ISU student Tracy Hadenfeldt explains, “I'm from a cow-calf operation. I want to do large-animal medicine, but I had no idea what a feedlot was like. Preg-checking heifers that weigh 400-500 lbs. is a lot different than preg-checking first-calf replacement heifers.”

“Just the sheer volume of cattle was an education,” adds Brad Metzner, a University of Missouri (UM) student who's been in and around the cattle business his whole life.

“It's valuable to see what sick cattle look like in that setting, looking at symptoms, temperature and lungs and then working with the cowboys back and forth,” says Jon Tangen, an ISU student.

“You'll see a wider variety of challenges in the feedlot than you will at the cow-calf level,” says Sergio Maldonado, head cowboy at Juniata. “I had the students riding in the feed truck and studying the behavior of fed cattle vs. calves, learning how to handle cattle quietly, and knowing the difference between walking into a pen and riding into one.”

Jeffery Anderson, a UM student, says learning cattle-handling techniques was a highlight. Along with the practical education offered by the feedyard crews, he says PIKE students were also privy to a series of workshops and lectures from industry experts in topics such as animal handling.

Along with the cattle knowledge, Emily Snyder, an ISU student, explains, “I came to have an appreciation for the day-to-day communication and how, if things don't work right in one area, it affects everyone else.” In fact, each student says they gained a new appreciation for the value of communication.

“Seeing how a feedyard works helps you see how you can fit in as the veterinarian,” says ISU student Jordan Bader. No matter the topic, Bader says, “We could ask the head cowboy, the manager, the feed crew or anyone else why they did particular things and they'd tell us. We owe a lot of thanks to Fort Dodge.”
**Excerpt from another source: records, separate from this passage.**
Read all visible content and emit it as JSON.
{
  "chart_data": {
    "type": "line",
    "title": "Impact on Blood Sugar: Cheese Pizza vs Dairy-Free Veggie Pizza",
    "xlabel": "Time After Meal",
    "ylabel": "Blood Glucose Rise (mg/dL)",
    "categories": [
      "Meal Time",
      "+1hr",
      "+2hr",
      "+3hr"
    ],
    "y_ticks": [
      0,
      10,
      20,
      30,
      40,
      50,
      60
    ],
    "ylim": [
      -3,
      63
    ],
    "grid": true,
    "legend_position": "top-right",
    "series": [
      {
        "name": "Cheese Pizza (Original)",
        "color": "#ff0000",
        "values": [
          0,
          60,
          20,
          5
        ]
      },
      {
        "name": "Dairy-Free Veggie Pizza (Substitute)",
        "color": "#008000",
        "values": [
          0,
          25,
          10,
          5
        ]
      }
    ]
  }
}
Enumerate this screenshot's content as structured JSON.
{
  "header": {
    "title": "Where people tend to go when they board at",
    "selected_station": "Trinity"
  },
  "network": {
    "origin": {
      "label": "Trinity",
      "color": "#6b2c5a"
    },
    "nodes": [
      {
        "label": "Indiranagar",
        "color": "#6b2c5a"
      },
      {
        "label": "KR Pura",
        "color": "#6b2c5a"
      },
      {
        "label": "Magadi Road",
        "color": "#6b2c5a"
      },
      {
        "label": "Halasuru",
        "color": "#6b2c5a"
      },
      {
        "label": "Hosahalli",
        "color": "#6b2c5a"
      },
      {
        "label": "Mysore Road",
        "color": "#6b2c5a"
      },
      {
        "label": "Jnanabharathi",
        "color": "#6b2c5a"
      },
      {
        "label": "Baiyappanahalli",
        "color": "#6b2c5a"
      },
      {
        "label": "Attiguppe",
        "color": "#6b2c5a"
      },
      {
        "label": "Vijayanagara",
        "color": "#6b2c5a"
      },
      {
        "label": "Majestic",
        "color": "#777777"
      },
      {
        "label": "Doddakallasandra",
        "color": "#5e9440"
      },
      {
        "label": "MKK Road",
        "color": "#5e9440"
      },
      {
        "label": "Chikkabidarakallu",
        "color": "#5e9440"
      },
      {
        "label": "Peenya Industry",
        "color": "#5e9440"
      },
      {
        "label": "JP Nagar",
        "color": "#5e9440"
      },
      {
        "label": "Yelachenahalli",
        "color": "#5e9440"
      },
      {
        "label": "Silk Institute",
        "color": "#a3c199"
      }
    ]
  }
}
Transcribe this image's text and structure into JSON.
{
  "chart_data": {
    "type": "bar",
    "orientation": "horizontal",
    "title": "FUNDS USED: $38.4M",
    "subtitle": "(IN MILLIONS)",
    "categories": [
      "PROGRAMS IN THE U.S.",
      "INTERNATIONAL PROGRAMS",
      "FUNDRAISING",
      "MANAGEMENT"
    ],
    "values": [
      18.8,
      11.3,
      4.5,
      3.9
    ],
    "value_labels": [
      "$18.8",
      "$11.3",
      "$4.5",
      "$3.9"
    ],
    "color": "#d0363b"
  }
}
“We started with what we thought would be an excellent learning experience for the students, but the generosity of Fort Dodge Animal Health funding made this program happen,” Engelken says.

“We need more veterinary students with more interest in food-animal production, including its role in national security and national food safety,” explains Frank Prouty, Fort Dodge senior director of feedlot services. “This gave us a chance to assist with that in a small way.” The company was so pleased they sponsored the program again this year along with additional support from Bayer Animal Health and Elanco Animal Health.

“Not only are we excited about what the students got out of it, but the participating veterinarians and cooperating feedlots took away positives from it, as well,” Prouty adds.

For instance, Scott Bonifas, manager of the Gottsch yard at Red Cloud, gained new regional perspectives as he posted cattle with Metzner.

He adds, “We learned some from them, and hopefully they learned some from us.”